Pour la BEI, l’Occitanie est la première région d’investissement en France, avec actuellement 2,7 Md€ d’encours. Nous intervenons principalement sous forme de prêts, et ce dans de nombreux secteurs. Dans l’éducation, nous avons notamment accordé 235 M€ de prêts à la Région pour la rénovation et la construction de nouveaux lycées. Nous sommes également présents auprès d'elle dans le champ de la mobilité ferroviaire, avec l’achat de matériels roulants. De même, je pense que l’on fera appel à la BEI au moment du tour de table de la LGV Bordeaux-Toulouse... Ce qui caractérise la Région Occitanie, tout comme la Région Nouvelle-Aquitaine, d’ailleurs, c’est l’utilisation d’instruments financiers permettant de générer des effets de levier au bénéfice des PME du territoire. Ce matin (le 23 janvier, NDLR), avec Jalil Benabdillah, vice-président de la Région Occitanie en charge de l’Économie, de l’emploi, de l’innovation et de la réindustrialisation, nous avons visité deux entreprises toulousaines, Application du bois et Bricafeu, qui portent des projets d’extension soutenus par des prêts bancaires garantis dans le cadre du dispositif Foster. Et demain (le 24 janvier, NDLR), nous irons dans le Tarn pour découvrir Trifyl, une unité de tri et de valorisation des déchets dont les investissements ont été soutenus par la BEI via un prêt de 40 M€. Enfin, toujours avec la Région, nous finançons des initiatives comme le corridor hydrogène ou les projets d’infrastructures portuaires à Port-la-Nouvelle, et travaillons avec l’Arec (Agence régionale énergie climat, NDLR) et le Fonds Tourisme Occitanie. Par ailleurs, nous accordons des prêts en direct permettant de financer des entreprises dans les secteurs innovants des biotechs, des énergies renouvelables et de la décarbonation. Je pense par exemple à des projets d’éoliennes offshore, qui sont à la fois très risqués et très capitalistiques, mais aussi aux nouveaux modes propulsifs dans l’aéronautique. Enfin, nous sommes présents, cette fois-ci en quasi-fonds propres, auprès d’entreprises très innovantes comme Quantum Surgical et Medincell, dans l’Hérault, ou encore Alteia et Evotec, en Haute-Garonne.

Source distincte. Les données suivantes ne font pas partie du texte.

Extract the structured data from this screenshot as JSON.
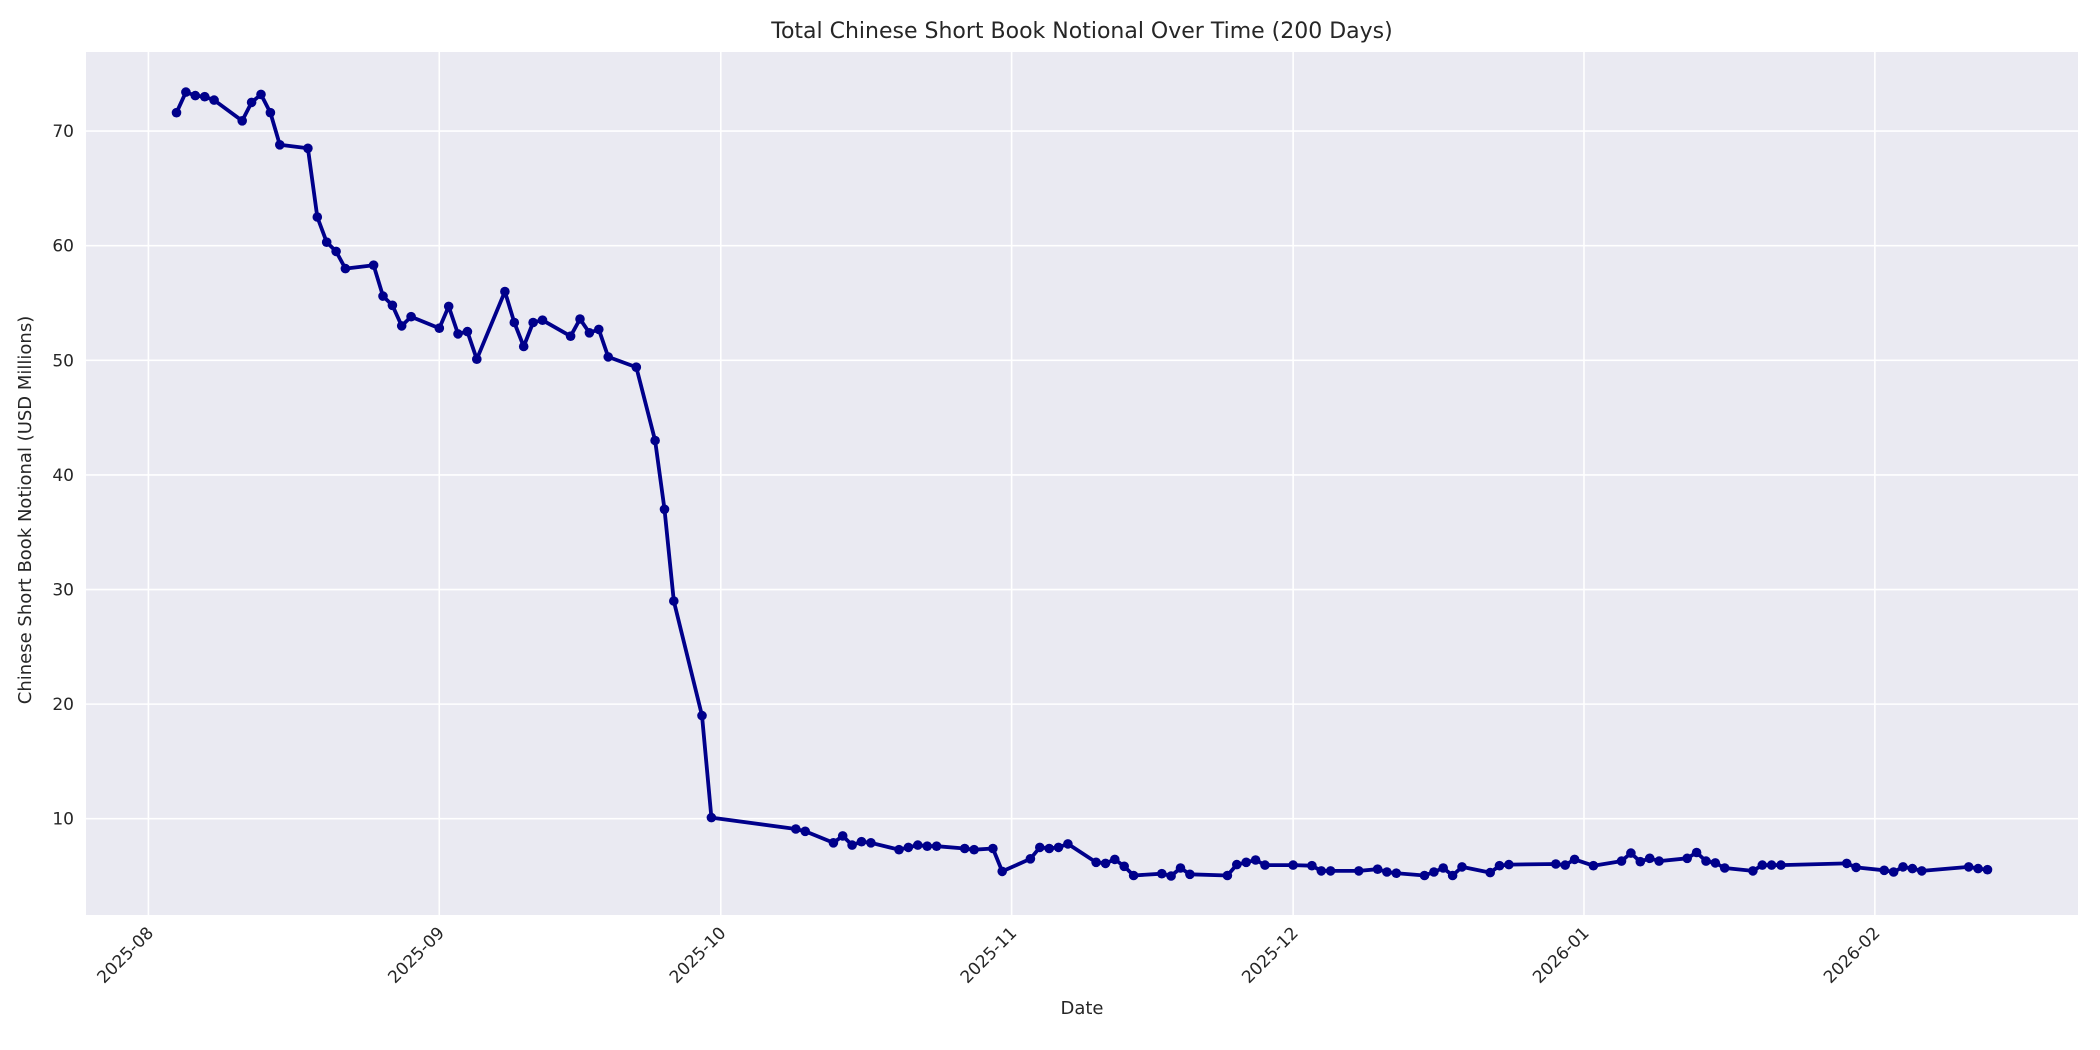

Dans cette période d’incertitude au niveau national, les fonds européens sont plus que jamais stratégiques pour accompagner les projets structurants des collectivités. Mais ont-ils vocation à pallier - même dans une certaine mesure - la baisse des dotations de l’État ?
Nous voyons bien que la BEI, avec sa notation « triple A », est de plus en plus compétitive en France. Mais lorsque nous accompagnons un projet porté par une collectivité, nous veillons à ce qu’il y ait toujours un équilibre entre les différents types de ressources. Nous finançons rarement plus de la moitié d’un projet et n’accordons pas de subventions. Nous appliquons par ailleurs le principe d’additionnalité : si un projet peut être financé sans nous, tant mieux ! 

Vous êtes cependant de plus en plus sollicités...
C’est vrai, nous sommes de plus en plus sollicités, car nos partenaires voient le succès de ceux qui ont mis en place des projets avec nous. Et j'insiste sur ce point : nous faisons le lien de façon très explicite entre la thématique du climat et la compétitivité. La demande est donc en croissance, car les besoins d’investissements sont là.